We will hold AtCoder Beginner Contest 275.

The point values will be 100-200-300-400-500-500-600-600. We are looking forward to your participation!

6 hours ago, # |

how to solve task d?

6 hours ago, # |

Rev. 2  

+24

Me: Problem C takes more time than E and F combined.

Is there an elegant way to solve C?

  • 6 hours ago, # ^ |

    I found C a lot harder than E,F as well, so I'm also wondering :)

  • 6 hours ago, # ^ |

    I burned some time looking for one but ended up brute forcing on a first edge and early-outing if building the square out from it failed (ccw? either out of bounds or no #)... accounting for duplicates: each square was recorded as the sorted tuple of its corners (hashable for set in python).

    For a full grid, I got 540... so, it was at least pre-bake-able, but that's probably not 'elegant' in any good sense.

  • 6 hours ago, # ^ |

    You can store all pawns and go through all possible 4 pawns('#') and check whether you can form a square using these 4 pawns or not.

    Condition to check whether we can form a square:-

    A).

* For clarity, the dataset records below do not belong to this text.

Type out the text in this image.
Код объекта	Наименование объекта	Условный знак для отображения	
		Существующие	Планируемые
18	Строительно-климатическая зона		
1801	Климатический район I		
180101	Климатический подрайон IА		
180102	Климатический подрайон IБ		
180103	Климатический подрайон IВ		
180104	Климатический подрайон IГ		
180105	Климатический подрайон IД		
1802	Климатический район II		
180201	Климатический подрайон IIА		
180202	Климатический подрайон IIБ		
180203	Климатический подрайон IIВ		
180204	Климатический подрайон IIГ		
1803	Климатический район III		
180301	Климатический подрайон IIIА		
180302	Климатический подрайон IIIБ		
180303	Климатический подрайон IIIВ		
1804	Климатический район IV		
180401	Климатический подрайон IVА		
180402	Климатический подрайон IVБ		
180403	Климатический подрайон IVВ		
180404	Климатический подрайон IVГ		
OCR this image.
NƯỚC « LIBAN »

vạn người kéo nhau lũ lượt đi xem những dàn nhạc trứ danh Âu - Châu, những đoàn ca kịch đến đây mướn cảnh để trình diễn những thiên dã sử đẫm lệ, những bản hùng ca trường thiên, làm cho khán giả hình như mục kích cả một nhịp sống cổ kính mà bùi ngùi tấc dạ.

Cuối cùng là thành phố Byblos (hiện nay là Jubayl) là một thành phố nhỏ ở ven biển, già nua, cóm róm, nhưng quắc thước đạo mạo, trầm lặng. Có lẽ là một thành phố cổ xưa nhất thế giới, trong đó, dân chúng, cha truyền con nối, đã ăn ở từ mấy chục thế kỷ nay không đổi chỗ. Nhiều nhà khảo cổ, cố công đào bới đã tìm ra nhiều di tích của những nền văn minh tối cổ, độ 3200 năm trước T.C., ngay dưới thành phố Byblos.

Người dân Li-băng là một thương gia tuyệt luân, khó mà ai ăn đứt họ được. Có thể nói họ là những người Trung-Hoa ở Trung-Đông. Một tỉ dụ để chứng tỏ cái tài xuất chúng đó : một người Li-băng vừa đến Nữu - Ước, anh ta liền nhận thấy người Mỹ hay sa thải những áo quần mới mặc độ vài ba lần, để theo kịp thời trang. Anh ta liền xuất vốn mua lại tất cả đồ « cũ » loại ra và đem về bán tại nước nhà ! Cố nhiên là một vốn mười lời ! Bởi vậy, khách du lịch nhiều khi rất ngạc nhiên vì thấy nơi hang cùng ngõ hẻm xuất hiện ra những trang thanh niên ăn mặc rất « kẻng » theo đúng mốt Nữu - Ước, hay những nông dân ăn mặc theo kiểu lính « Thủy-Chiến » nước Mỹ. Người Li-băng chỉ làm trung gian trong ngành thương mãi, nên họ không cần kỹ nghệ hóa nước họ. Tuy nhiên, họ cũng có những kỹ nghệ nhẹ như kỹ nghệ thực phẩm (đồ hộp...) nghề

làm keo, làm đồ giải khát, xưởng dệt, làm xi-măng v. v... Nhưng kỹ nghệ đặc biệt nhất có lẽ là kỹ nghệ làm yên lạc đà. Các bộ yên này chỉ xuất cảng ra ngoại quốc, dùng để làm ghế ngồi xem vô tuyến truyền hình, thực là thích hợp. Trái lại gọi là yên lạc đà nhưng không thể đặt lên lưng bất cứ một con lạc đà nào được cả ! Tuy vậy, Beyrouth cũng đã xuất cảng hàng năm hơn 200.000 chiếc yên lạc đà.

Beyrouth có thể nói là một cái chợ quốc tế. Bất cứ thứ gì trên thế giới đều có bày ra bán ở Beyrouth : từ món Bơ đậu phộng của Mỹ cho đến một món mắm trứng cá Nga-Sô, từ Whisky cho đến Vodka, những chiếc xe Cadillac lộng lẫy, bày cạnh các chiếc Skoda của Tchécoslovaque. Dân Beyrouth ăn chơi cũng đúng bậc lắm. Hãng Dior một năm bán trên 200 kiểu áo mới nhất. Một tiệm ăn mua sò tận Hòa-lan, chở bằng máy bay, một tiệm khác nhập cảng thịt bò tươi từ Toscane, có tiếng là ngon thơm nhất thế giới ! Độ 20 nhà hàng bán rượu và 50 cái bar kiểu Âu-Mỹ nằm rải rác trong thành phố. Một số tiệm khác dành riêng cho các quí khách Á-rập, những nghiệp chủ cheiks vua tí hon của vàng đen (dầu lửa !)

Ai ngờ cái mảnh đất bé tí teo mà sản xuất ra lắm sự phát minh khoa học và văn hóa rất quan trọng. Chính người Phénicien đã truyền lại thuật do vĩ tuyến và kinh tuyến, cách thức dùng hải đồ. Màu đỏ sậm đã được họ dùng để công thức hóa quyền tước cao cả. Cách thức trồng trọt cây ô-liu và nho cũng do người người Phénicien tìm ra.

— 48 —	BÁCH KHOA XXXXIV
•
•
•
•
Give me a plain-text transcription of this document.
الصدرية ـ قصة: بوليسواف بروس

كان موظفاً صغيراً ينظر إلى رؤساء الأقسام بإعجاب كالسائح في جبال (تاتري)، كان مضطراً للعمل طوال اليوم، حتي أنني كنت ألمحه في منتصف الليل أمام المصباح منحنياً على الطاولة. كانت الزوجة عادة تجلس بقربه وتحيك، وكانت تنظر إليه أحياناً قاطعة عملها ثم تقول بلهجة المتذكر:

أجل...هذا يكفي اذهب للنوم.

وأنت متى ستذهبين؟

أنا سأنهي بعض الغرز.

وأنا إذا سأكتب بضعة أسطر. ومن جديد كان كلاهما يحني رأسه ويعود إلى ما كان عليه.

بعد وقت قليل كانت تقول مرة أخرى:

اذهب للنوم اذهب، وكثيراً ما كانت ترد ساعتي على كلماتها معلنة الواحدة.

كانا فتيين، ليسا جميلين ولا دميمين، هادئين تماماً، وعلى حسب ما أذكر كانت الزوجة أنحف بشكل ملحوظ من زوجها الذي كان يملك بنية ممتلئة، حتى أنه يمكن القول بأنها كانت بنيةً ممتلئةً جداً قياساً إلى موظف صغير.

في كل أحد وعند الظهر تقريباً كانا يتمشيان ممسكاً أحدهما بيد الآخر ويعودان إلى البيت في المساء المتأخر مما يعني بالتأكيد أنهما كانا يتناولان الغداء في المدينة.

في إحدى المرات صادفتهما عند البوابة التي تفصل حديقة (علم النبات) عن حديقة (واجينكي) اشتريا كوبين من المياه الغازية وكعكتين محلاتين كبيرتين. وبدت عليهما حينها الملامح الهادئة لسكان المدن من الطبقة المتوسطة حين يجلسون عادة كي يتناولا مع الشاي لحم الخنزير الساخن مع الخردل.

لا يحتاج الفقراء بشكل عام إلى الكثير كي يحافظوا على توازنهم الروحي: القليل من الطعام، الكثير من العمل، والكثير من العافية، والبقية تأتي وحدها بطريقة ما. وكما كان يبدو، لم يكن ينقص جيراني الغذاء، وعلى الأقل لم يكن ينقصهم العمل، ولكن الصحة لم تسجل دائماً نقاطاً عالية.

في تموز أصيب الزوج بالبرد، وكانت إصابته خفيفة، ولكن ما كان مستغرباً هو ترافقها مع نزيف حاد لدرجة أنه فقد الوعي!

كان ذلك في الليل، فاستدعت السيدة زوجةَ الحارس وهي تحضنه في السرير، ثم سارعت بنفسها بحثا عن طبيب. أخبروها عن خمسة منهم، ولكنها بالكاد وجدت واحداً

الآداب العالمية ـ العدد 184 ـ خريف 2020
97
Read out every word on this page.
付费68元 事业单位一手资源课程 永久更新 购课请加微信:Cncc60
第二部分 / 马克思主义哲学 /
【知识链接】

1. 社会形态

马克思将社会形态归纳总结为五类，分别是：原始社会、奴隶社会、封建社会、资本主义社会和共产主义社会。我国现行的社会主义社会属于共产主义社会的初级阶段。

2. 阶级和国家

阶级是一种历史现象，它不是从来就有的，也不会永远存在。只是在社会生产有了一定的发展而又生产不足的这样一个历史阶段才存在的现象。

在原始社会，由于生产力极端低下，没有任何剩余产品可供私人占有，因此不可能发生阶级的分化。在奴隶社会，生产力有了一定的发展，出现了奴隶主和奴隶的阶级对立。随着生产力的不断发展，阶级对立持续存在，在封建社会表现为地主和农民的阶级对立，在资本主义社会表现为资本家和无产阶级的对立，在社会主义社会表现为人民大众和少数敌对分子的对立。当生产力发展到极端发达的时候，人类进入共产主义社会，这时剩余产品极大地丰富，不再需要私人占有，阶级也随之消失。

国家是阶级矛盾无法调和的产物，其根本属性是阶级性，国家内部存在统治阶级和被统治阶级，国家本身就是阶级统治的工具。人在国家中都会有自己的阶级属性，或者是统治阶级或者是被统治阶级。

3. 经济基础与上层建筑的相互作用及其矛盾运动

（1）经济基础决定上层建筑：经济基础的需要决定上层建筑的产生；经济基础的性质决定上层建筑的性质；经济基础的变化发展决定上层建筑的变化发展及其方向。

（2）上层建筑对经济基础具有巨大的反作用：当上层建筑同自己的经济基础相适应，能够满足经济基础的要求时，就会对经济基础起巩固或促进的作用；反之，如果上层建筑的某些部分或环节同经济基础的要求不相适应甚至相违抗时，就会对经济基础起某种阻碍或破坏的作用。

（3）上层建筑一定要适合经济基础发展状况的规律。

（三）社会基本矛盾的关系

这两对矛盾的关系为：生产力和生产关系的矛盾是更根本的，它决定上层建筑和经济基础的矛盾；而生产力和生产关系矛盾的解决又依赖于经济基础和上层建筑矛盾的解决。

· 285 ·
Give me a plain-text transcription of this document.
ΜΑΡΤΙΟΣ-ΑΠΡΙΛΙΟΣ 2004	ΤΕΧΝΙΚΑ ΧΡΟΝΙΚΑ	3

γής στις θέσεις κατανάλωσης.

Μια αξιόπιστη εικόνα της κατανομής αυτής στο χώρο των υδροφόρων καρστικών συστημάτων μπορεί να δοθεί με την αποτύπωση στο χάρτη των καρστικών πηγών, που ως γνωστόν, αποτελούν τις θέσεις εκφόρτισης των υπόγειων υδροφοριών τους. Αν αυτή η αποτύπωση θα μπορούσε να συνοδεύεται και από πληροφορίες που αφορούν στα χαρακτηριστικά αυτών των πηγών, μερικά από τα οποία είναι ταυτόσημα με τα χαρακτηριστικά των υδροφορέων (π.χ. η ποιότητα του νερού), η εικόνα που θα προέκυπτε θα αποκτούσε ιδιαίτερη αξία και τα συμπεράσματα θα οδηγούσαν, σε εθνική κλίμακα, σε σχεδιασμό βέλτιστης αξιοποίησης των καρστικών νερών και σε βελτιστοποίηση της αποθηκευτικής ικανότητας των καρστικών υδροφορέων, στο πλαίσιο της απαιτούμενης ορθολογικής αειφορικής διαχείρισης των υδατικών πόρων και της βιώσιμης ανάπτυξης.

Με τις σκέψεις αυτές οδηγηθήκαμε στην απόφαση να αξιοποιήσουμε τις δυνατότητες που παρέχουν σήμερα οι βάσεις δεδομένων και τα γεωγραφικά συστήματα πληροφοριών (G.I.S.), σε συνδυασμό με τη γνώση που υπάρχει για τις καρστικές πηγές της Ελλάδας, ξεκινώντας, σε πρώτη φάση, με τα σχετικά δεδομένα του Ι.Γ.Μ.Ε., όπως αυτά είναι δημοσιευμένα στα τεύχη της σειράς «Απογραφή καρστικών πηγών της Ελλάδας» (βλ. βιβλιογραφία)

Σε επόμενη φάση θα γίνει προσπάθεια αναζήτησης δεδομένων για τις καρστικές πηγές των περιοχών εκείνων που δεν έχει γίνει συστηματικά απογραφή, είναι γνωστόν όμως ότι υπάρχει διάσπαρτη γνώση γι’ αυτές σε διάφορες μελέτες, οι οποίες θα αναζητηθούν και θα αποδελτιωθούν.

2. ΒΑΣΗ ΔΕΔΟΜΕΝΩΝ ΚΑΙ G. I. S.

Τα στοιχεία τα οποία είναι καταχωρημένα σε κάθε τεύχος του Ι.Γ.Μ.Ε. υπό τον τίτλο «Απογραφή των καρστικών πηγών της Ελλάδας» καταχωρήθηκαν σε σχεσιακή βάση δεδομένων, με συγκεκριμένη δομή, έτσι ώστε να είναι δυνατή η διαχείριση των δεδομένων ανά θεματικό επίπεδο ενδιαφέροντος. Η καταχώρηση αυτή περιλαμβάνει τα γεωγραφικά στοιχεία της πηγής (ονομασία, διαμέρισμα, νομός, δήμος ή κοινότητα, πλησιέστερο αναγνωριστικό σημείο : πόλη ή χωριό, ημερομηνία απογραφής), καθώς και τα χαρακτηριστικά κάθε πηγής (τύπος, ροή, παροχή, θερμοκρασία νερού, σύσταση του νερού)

The set of distances for each point to its 3 neighbors must be the same.

    One possible example:-

    B). The 2 shortest distances among 3 distances must be the same ( In the above example it is 1 ).

    My submission:- https://atcoder.jp/contests/abc275/submissions/36069709

  • 4 minutes ago, # ^ |

    Iterate over all the pairs of squares, consider this pair as a side and rotate this 90 degrees (counterclockwise, to do this : note that the slopes of perpendicular lines multiply to -1. so we need to swap dx and dy, multiply dx by -1) twice to get all four coordinates of the square. If all four coordinates have s[i][j] = '#', increase the answer by 1. Final answer will be ans/4 since all 4 sides generate the same square by counterclockwise rotation. Code. I learned this trick from Heno239's submission.